Anita i Adrian poznali się w programie "Ślub od pierwszego wejrzenia". Mają dwoje małych dzieci. Wzięli udział w trzeciej edycji show.
Pierwsze symptomy choroby
Adrian Szymaniak opowiedział w "Dzień doby TVN" o swojej chorobie. Po stracie bliskiej osoby problemach zawodowych i pożarze w magazynie firmy, z którą współpracował, Adrian zaczął brać leki antydepresyjne. Poczuł się lepiej i planowali z Anitą wakacje w Chorwaci. Wtedy pojawiły się niepokojące objawy. Adrian miał m.in. problemy z widzeniem, poważne bóle głowy, męczyły go torsje.

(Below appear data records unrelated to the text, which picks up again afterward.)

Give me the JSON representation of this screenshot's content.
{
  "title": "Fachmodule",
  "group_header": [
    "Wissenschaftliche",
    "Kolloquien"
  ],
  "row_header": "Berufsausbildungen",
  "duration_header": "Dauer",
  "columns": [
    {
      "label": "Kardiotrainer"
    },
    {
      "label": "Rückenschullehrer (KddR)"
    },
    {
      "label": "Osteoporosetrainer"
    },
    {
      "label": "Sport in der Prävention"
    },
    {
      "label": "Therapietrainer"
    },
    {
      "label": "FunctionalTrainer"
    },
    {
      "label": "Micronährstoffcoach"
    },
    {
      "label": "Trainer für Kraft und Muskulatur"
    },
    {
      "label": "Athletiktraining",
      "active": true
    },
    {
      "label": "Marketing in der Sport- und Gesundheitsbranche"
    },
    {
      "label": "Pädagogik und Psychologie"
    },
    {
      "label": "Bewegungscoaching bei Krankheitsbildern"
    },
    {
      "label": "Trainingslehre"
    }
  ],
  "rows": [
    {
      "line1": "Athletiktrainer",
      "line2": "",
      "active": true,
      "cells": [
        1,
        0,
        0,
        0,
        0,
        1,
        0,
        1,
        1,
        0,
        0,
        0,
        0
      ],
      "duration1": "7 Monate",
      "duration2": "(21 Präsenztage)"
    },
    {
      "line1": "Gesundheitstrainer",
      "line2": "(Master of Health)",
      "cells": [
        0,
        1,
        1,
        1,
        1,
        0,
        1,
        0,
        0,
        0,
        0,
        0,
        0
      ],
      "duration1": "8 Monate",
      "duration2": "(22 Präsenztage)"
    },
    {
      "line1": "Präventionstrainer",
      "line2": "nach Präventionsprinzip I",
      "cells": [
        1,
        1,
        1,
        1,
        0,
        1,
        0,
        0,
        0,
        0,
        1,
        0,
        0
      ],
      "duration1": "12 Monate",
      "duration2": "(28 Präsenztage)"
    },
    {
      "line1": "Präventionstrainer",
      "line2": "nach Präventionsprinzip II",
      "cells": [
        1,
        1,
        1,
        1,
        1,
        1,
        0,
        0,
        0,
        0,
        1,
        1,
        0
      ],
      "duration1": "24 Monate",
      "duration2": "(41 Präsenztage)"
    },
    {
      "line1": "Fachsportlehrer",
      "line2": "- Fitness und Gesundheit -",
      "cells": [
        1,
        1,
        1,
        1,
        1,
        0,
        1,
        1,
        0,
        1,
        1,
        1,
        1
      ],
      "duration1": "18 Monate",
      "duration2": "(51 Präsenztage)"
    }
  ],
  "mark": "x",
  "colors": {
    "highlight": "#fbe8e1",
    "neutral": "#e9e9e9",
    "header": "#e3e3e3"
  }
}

Gdy objawy nasiliły się, Adrian wspólnie z Anitą podjął decyzję o wezwaniu pogotowia. Został przewieziony na oddział ratunkowy, a tomografia wykazała zmianę w mózgu. Anita wspomniała, że początkowo przypuszczała, iż może być to udar, jednak wyniki kolejnych badań okazały się porażające. Wtedy myślałam bardziej o tym, że może to jest jakiś właśnie delikatny udar, bardziej w tę stronę, ale nikt, by nie przypuszczał, co oni odkryją i jak to będzie z każdym dniem, badaniem, bardziej druzgocące i odkrywało więcej tych czarnych kart - powiedziała Anita Szydłowska w rozmowie z "Dzień dobry TVN".
Natychmiastowa operacja
lekarze zdecydowali się na operację, podczas której usunięto całą zmianę. Adrian Szymaniak wytłumaczył, że niewielka część guza pozostała ze względu na trudną lokalizację w mózgu, ale wierzy, że chemioterapia i radioterapia pomogą w leczeniu. W szpitalu Adrian spędził blisko miesiąc. W czasie jego nieobecności Anita starała się zapewnić dzieciom normalność, jednocześnie tłumacząc im sytuację. Oni są malutcy i oczywiście wiedzą, że tata jest chory, że nie można na przykład krzyczeć, bo ma nadwrażliwość na dźwięki, że musi dużo odpoczywać. Natomiast staram się organizować im też czas, żeby czuli się w miarę normalnie - podkreśliła jego żona.
Adrian apeluje
Zmiana była bardzo głęboko osadzona, dlatego nie dało się jej całkowicie wyciąć. Radioterapia i chemioterapia powinny sobie z nią poradzić. [...] Było kilka nocy, które przepłakałem do poduszki, ale wiedziałem, że moja siła i uśmiech dają też siłę Anicie - mówił mężczyzna.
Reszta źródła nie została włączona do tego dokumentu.